In years gone by, any break I managed to snatch mid-afternoon was either to sit on an upturned bucket out the back of the kitchen door and chain smoke a few cigarettes or wander off to the park to have a snooze for fifteen minutes, drink two double espressos and perhaps find a moment to eat a sandwich. A potential thirty minutes squeezed into sixteen hours never really amounted to much after changing and walking ten minutes to the shop, so the reality of any break was usually the upturned bucket option.
Oh, the glamour.
After lunch today I took a walk through the orchard here to check the beehives. It’s a magical place. It’s been beautiful, watching the seasons change over the last twelve months, from last autumn’s harvest with its abundance of ripe fruit that we crushed to make different varietals and blends of juice.

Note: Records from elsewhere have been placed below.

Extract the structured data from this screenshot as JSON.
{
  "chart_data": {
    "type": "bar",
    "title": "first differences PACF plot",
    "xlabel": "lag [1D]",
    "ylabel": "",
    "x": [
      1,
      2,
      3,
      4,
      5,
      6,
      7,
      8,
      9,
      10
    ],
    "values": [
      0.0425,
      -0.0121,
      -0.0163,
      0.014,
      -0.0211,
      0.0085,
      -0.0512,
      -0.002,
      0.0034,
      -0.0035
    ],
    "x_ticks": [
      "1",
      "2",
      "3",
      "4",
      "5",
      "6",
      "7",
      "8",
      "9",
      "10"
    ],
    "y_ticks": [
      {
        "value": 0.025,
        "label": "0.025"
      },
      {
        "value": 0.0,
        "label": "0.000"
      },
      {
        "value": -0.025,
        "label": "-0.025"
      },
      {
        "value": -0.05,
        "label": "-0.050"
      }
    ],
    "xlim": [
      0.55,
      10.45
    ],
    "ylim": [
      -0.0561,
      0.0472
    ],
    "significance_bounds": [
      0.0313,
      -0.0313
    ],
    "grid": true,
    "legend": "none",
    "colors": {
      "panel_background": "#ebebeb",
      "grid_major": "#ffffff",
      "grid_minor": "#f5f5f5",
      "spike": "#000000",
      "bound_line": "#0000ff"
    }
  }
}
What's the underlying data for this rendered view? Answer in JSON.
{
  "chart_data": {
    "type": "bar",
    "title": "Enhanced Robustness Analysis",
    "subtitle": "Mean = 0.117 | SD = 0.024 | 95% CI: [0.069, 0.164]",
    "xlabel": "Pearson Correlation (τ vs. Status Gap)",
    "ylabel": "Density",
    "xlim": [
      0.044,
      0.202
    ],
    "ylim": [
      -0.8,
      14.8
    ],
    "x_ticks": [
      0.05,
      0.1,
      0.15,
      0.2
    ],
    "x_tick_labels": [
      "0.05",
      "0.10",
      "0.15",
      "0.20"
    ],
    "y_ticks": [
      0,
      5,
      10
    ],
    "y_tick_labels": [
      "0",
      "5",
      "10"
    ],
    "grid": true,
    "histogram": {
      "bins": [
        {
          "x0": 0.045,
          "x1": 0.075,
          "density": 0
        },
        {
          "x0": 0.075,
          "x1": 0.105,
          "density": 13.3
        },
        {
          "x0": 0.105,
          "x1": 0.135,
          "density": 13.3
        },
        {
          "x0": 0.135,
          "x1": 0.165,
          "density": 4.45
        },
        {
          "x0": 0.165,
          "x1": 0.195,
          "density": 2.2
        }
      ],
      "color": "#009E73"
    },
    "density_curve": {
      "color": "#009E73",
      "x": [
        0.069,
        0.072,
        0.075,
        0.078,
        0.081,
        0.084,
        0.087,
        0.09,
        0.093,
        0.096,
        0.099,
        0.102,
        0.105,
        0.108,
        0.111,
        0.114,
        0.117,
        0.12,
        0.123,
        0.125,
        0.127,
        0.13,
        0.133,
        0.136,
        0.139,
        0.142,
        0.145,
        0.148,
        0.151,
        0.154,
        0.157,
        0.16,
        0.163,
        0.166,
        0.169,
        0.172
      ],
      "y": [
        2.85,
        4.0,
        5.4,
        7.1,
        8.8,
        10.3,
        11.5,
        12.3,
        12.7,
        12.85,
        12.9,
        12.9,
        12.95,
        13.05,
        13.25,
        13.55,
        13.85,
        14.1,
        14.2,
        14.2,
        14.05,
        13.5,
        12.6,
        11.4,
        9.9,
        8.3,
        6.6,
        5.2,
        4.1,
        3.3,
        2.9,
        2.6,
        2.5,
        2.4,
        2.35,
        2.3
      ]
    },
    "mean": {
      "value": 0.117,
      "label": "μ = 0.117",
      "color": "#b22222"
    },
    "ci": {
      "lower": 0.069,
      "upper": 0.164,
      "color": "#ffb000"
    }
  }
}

We made litres of raw apple cider vinegar, fermented through the winter and bottled in spring. We left the windfalls to rot into the ground to fertilise the trees through the coming months. Wasps drunk on fermented fruit late into the year, and then through the winter with the pruning done during the frosts, all lay deeply frozen for a month or so. The trees deep asleep in the silvery blue light of winter.
With the arrival of spring comes trees full of white and pink blossom, new shoots and bud break. Now as I walk this afternoon, I see young fruit, already heavily clustered on the trees, with wildflowers and long grasses quietly moving in the afternoon breeze.